The team also cross-referenced its dataset with the 2021 Facebook phone-number leak and discovered that more than half of those leaked numbers remain active on WhatsApp. This finding shows that once exposed, phone numbers remain valuable to attackers for years and can be exploited for targeted scams and identity attacks.

Study pressures WhatsApp toward security improvements, but risks remain widespread

The authors detail a lengthy disclosure process in which they privately reported their findings to WhatsApp and Meta. After months of communication, WhatsApp deployed several protective measures in late 2025. These included tightening profile data access, removing unnecessary timestamps, hardening client-side key refresh logic, and deploying cardinality-based anti-scraping techniques.

Despite these changes, the findings highlight a fundamental vulnerability: phone-number–based messaging platforms make enumeration trivial unless they adopt privacy-preserving contact discovery mechanisms such as Private Set Intersection (PSI). Without cryptographic protections, malicious actors can replicate this study’s enumeration with only modest resources.

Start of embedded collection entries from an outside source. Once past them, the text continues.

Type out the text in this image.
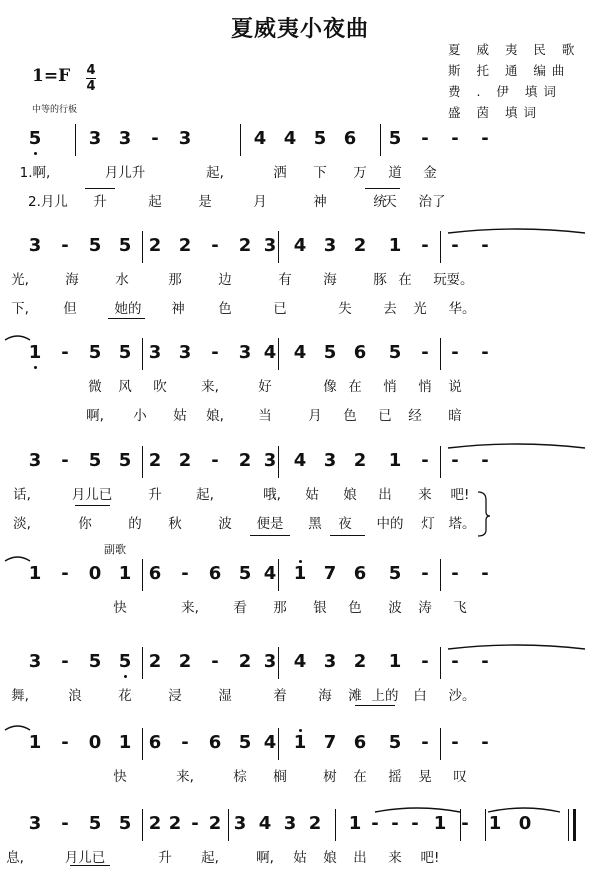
夏威夷小夜曲
夏 威 夷 民 歌
斯 托 通 编曲
费 . 伊 填词
盛 茵 填词
1=F 4
4
中等的行板
副歌
5	3 3 - 3	4 4 5 6 5 - - -
1.啊,	月儿升	起,	洒 下 万 道 金
2.月儿 升	起	是	月	神	统 治了
天
3 - 5 5 2 2 - 2 3 4 3 2 1 - - -
光,	海	水	那	边	有 海	豚 在 玩 耍。
下,	但	她的 神 色	已	失 去 光 华。
1 - 5 5 3 3 - 3 4 4 5 6 5 - - -
微 风 吹	来,	好	像 在 悄 悄 说
啊, 小 姑 娘,	当	月 色 已 经 暗
3 - 5 5 2 2 - 2 3 4 3 2 1 - - -
话,	月儿已	升	起,	哦, 姑 娘 出 来 吧!
淡,	你	的 秋	波 便是 黑 夜 中的 灯 塔。
1 - 0 1 6 - 6 5 4 1 7 6 5 - - -
快	来,	看 那 银 色 波 涛 飞
3 - 5 5 2 2 - 2 3 4 3 2 1 - - -
舞,	浪	花	浸	湿	着 海 滩 上的 白 沙。
1 - 0 1 6 - 6 5 4 1 7 6 5 - - -
快	来,	棕 榈	树 在 摇 晃 叹
3 - 5 5 2 2 - 2 3 4 3 2 1 - - - 1 - 1 0
息,	月儿已	升 起,	啊, 姑 娘 出 来 吧!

The paper’s authors highlight additional systemic risks. Once enumeration is possible, entire populations can be mapped, including dissidents, journalists, minority groups, or individuals in conflict zones. In countries where WhatsApp is restricted, enumeration could reveal which users continue to rely on banned communication tools, potentially exposing them to state surveillance.

The research also identifies inconsistencies between WhatsApp clients across platforms. Android and iOS variants handle key generation and refresh differently, creating detectable patterns that can be exploited for device fingerprinting. Such discrepancies also open subtle channels for attackers to infer user characteristics or target platform-specific weaknesses.

The authors call for thorough standardization of client implementations, encrypted profile metadata, and strict enforcement of rate limiting. They argue that platforms of WhatsApp’s scale carry an obligation to deploy cryptographically secure approaches to discovery, identity protection, and metadata minimization.

While WhatsApp’s recent patches address specific weaknesses, the study concludes that deeper architectural changes are necessary to protect billions of users. The authors warn that as long as contact discovery relies on unprotected phone-number matching, large-scale enumeration attacks will remain feasible.